Determined to nourish him, after he shadowed her to the bathroom she quickly shut the bedroom door so that I could attempt to feed him. He scratched at the wooden door, while I laid the plate down next to him. Without taking his eyes off the door he realized how hungry he was---and in rapid speed scoffed a few bites down. In between chews he’d pick up his head to listen for movement in the room and make sure the door didn’t open. Hesitantly focusing on the food, jerking his body back to the door I could see his apprehension as he tried to do two things at once. He was caught between guarding the door and eating as fast as possible. Normally a picky eater---now within minutes he was done. I opened the door and back he went to inspect his patient, canvassing her entire body with his eyes and nose before finally laying at her feet.

I’d never seen such behavior in him. And didn’t want to interfere with what he was doing---but knew whatever it was it was important to him, and it brought comfort to Fran and waves of pleasure and laughter, as this strange creature would sacrifice, his food, water, sleep and walks---to tend to her. The ultimate sacrifice of God – Dog.

It was time to return to WRAMC and Sunday would head off to N. H. for a month. I would drive Fran back to D. C. and care for her through the final five rounds of Chemo and exploratory surgery. The darkness of the womb was calling her home, and at the same time her heart was beating stronger towards the light, towards the love cradling her back to health. The strings of her memories, the melody to her songs awakened the eye of hope, and courage was born. The goodwill and faith of others pulled her back into life as she turned a corner onto a different path. The wheel no longer in her hands, she proceeded with caution and edging herself out of the tunnel of fear, towards the rebirth of the woman she has become.

By November 2006, after 35 rounds of Chemo, and three surgeries, Fran was deemed in clinical remission.

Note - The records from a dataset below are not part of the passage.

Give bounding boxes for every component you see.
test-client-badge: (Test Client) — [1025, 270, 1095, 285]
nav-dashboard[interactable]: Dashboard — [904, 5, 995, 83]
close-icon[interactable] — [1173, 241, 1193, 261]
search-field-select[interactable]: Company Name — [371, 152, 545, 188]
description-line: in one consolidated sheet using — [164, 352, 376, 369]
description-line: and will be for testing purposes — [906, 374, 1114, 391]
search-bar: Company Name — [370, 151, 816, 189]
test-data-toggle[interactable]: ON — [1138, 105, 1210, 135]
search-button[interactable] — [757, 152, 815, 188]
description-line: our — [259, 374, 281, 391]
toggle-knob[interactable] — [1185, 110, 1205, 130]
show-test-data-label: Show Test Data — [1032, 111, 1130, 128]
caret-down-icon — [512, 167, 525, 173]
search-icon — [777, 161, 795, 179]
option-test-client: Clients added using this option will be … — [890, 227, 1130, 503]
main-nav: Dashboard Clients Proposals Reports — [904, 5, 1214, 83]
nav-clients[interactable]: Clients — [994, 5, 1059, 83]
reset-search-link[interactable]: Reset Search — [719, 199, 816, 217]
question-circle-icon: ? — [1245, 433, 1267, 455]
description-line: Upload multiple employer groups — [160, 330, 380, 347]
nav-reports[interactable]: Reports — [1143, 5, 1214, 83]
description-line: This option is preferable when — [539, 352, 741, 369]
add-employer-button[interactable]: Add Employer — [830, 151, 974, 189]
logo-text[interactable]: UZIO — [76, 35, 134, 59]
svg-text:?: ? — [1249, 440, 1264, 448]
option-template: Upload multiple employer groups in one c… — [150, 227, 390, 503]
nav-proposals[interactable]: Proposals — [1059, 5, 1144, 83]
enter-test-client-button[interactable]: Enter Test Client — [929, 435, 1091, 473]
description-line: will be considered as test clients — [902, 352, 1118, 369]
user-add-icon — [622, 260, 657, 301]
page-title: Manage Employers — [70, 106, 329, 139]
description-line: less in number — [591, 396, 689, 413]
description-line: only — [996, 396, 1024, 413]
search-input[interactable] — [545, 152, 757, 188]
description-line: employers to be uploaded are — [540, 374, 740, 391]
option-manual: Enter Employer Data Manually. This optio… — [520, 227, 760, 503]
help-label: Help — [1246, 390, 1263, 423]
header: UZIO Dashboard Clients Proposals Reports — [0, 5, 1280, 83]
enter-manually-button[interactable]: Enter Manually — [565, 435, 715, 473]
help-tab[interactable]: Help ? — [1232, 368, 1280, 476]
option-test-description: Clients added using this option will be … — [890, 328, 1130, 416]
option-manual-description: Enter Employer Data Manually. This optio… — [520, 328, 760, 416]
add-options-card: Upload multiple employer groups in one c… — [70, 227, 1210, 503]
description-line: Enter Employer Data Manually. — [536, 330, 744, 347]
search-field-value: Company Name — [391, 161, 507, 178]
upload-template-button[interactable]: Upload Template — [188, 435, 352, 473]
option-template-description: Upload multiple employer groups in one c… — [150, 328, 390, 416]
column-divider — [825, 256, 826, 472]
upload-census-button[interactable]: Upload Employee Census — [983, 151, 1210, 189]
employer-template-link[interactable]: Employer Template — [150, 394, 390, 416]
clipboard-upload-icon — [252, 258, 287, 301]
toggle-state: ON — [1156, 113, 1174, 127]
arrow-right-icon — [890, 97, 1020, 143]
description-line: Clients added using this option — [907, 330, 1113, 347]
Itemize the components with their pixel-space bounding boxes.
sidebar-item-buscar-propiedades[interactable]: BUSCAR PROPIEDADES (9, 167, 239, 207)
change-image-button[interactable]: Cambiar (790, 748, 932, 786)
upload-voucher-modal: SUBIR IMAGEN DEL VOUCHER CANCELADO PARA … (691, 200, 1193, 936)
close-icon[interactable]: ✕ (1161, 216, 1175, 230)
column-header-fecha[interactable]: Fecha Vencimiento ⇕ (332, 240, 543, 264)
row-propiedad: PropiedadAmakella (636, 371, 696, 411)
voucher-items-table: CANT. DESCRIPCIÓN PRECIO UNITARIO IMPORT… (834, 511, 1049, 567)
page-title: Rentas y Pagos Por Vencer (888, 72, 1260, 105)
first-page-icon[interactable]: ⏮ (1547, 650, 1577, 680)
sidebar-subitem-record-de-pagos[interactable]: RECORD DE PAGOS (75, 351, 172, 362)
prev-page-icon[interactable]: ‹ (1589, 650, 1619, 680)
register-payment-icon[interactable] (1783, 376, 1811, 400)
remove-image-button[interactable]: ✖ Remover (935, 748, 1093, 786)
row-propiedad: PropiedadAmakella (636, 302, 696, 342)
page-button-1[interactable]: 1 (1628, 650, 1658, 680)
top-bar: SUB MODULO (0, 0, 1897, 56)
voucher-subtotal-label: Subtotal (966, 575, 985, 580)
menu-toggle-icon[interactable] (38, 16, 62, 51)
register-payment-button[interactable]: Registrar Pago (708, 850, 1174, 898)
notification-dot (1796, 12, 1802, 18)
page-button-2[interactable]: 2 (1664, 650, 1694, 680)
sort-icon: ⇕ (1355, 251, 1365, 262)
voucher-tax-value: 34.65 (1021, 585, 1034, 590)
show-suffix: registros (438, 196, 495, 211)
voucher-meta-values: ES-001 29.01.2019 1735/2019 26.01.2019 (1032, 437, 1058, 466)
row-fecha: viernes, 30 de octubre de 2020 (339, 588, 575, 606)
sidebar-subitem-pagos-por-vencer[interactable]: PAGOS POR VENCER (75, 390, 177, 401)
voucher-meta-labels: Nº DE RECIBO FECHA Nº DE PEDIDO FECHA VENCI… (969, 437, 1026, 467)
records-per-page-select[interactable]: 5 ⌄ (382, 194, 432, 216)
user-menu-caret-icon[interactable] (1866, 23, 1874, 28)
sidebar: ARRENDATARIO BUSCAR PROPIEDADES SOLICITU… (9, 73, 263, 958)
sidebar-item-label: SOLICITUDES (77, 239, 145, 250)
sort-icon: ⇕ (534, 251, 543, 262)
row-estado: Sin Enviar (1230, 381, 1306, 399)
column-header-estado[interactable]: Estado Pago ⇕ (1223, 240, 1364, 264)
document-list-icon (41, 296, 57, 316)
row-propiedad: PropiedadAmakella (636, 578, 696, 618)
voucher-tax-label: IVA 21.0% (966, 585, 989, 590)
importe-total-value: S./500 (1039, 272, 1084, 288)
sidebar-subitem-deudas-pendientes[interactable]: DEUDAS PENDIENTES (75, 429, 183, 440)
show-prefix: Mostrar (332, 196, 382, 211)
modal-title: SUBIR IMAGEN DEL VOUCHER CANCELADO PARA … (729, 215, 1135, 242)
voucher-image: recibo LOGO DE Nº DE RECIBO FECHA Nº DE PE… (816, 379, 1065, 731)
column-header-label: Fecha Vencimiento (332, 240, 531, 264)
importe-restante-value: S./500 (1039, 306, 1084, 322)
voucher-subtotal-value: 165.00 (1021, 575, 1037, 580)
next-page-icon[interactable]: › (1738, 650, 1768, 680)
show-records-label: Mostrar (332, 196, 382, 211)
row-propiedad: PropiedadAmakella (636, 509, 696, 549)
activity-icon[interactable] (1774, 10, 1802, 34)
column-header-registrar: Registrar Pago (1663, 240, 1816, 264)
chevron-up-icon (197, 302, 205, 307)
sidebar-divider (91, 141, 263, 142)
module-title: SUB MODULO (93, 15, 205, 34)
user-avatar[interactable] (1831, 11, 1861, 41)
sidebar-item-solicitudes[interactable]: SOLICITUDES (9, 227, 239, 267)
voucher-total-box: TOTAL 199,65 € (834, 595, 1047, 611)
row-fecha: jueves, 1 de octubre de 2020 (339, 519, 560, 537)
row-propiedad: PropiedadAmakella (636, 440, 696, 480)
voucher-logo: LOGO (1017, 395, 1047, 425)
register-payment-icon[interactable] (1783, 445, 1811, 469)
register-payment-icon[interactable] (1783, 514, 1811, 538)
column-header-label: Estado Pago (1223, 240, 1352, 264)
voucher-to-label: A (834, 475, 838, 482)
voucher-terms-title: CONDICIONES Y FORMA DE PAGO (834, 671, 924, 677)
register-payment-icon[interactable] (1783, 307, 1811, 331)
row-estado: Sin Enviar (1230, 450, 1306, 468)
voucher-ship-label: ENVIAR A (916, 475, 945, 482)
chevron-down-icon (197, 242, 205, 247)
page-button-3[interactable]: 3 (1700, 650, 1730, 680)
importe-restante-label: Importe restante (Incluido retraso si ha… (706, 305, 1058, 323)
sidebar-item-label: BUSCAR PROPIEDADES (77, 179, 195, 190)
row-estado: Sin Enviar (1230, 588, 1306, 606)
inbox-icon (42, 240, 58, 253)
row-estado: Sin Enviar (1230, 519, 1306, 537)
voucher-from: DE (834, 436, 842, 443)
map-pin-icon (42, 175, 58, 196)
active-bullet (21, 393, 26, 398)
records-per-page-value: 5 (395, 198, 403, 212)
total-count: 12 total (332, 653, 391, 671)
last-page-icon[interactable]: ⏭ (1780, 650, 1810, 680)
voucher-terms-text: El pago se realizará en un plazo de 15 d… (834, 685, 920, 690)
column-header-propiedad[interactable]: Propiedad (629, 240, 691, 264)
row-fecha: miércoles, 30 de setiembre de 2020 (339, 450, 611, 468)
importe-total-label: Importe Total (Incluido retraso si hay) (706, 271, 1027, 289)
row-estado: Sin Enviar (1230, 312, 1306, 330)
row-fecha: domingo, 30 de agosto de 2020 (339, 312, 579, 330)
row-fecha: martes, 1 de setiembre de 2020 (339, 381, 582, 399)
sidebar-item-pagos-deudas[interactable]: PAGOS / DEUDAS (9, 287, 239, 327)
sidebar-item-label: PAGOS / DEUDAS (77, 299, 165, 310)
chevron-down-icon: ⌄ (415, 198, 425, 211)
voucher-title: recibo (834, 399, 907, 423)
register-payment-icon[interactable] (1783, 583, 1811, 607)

The sun returned to nourish her sprouting red locks and sparked the wisdom beaming from her eyes. As she shed the infant; the innocence no longer paints her face. And shrugged off the spine of an old woman as she walked into the future---holding the hand---of hope. The death sentence is lifted, the words remission propel her back into life as she’s once again, Fit for Duty.

God is omni present, taking Fran’s hand and walking her back to the soldiers returning from war---like her. With conviction in tact, she dons her Army uniform---black and gold crosses on her lapel, and once again, Fran the Chaplain returns to the path of comforting the military men and woman---with the furry paws of God.